Percent of reference signal

Since we will be looking for a falling edge to start our digital transmission, we can use the value of the signal before the falling edge to set a reference level, and then refer our 1 and 0 decisions to that intensity. This should give us a reference level of I_ij0 + S_ij0The threshhold for this particular pixel and this particular transmission could then be some fraction of that reference - maybe 50% or 90%, depending on how much noise there is in the pixel readings. This requires a multiplier in your circuit, which is probably more than you want to bite off.
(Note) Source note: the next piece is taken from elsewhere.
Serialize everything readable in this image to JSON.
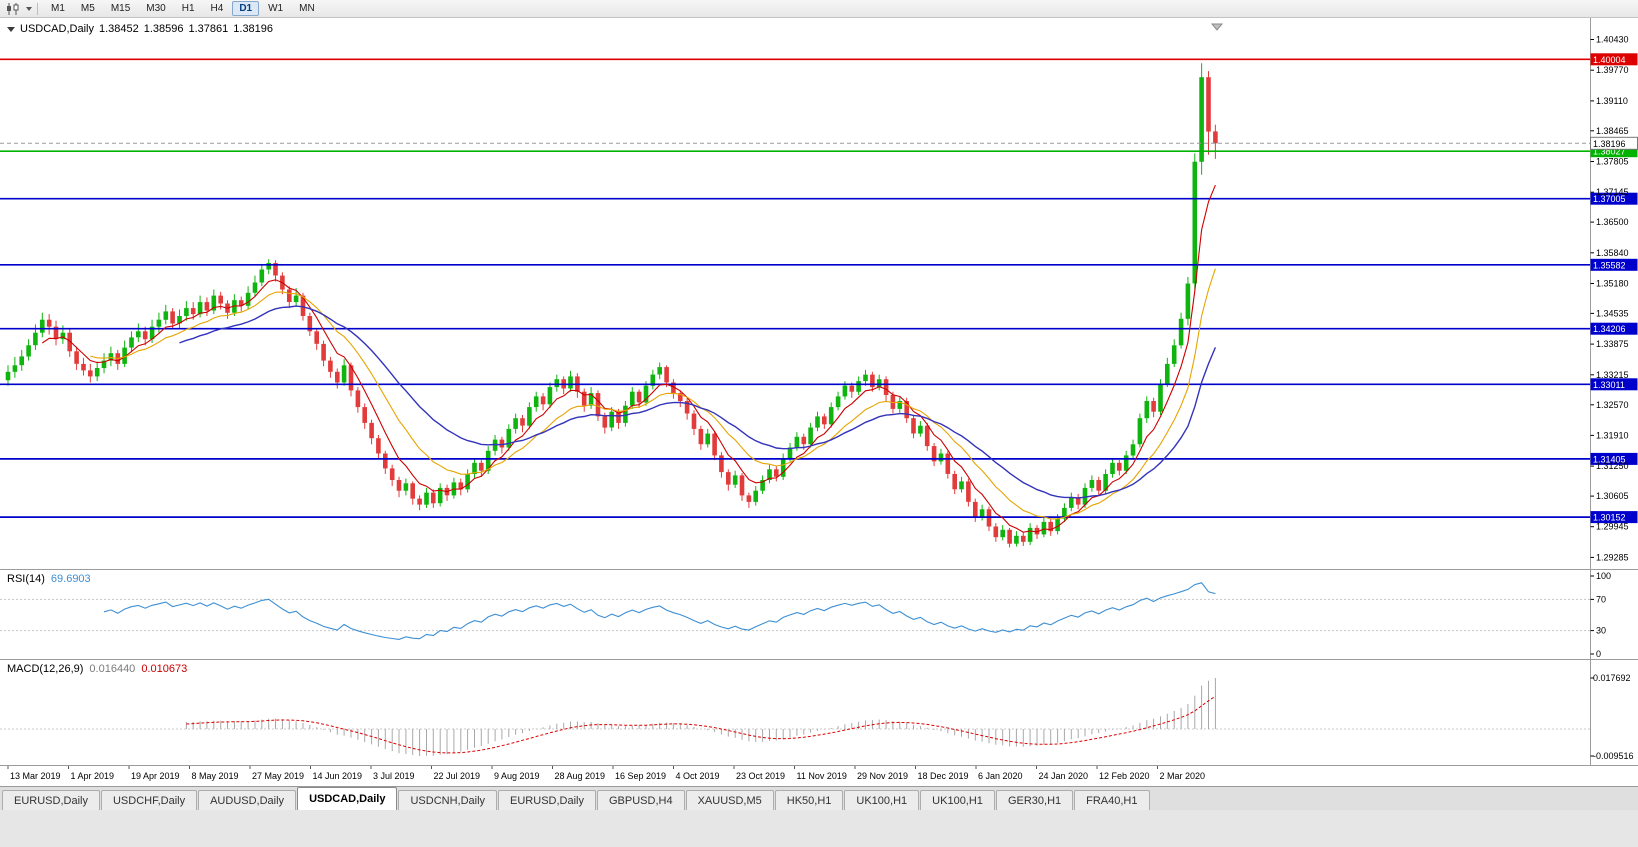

Delta below reference signal

My favorite approach at this point is to measure the reference intensity R_ij = I_ij0 + S_ij0 just before the high to low transition of the start bit and then set a threshhold T_ij = R_ij-D. Now D can be set (on the dip switches) based on the noise in the digitized video signal, and we can still see weak signals on top of strong background light intensity, as long as the signal is not so weak that it becomes comparable to the noise.

Implementation

To implement any of these techniques, each time you get a new pixel intensity value from the ADC you will need to

read the previous value from SRAM
compare the two using some threshholding approach
write the new value into the SRAM

Based on the comparison of the current and previous values, you may decide that the input just made a transition from a logic 1 to a logic 0. If this is the case, then you need to activate some additional circuitry to start paying attention to this particular i,j location, and track what it does over the next 40 frames (40 frames = 10 bits * 4 frames/bit; 10 bits = start, 8 data, stop).
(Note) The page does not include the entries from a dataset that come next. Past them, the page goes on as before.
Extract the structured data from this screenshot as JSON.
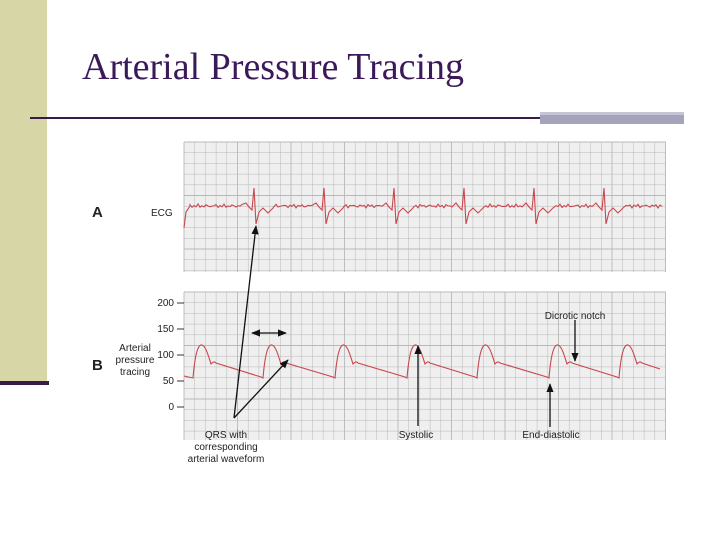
{
  "slide": {
    "title": "Arterial Pressure Tracing"
  },
  "figure": {
    "panel_a": {
      "letter": "A",
      "label": "ECG"
    },
    "panel_b": {
      "letter": "B",
      "label_lines": [
        "Arterial",
        "pressure",
        "tracing"
      ],
      "y_ticks": [
        "200",
        "150",
        "100",
        "50",
        "0"
      ]
    },
    "annotations": {
      "dicrotic_notch": "Dicrotic notch",
      "qrs_lines": [
        "QRS with",
        "corresponding",
        "arterial waveform"
      ],
      "systolic": "Systolic",
      "end_diastolic": "End-diastolic"
    },
    "colors": {
      "trace": "#c8474e",
      "grid": "#b8b8b8",
      "panel_bg": "#efefef"
    }
  }
}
The threshhold(s) should be input from the dip switches on your Xilinx board.

Single detector circuit

The minimal successful project needs to be able to find one transmitter at a time. One approach to this would be to have two registers to hold the i and j address of the current transmitter, a frame counter to keep track of where you are in the transmission sequence timing, and a shift register to hold the data that has been seen so far. After getting the "I found a start bit!" alert from the pixel reader above, the sequencing might look something like this:

Clear the frame counter and data reg., load the row/col registers with the current address
foreach frame from 1 to 39, for each row/col pair in the frame:

if current row/col != row/col of interest continue, else
if frame = 2,3, or 4, check to make sure that this is a valid start bit
if frame = 37, or 38, check to make sure that this is a valid stop bit
if frame = 6, 10, 14, 18, 22, 26, 30, 34 % middle of all of the data bits

use threshhold alg. to figure out what the value of this bit is
shift that bit into the data register

send data to the serial transmitter

Multiple detector circuits

One of your TAs (Charles Kunzman) had the clever idea that if you implement the single detector circuit above as a block, and can make multiple copies, then you just need to have a little bit of circuitry in the block that figure out if it should grab the "I found a start bit!" signal, or pass it on to the next block. That way you can add as many blocks as will fit on your xilinx chips, and be able to receive that many signals at once.

Single detector per row

Since you've got 10 microseconds at the end of each line of video to think, you might consider using that time to read and write to some SRAM locations. This would allow you to dedicate some of your SRAM to perform the register functions of a single detector circuit. In this case, you only need to store the column, data, and frame count information, since the row information is supplied by the current value of your row pointer.

Detector on every pixel

If you've got enough RAM and enough time, you could store several variables per pixel. In particular: last pixel value (like all of the modes above), current frame count (zero means haven't seen any falling edge), and data. You could either add more RAM chips onto your board (if you've got enough free i/o pins on the Xilinx to bring in 24 bits of data per RAM access instead of 8), or maybe you've got enough time to do multiple RAM accesses per pixel, or maybe a combination of the two.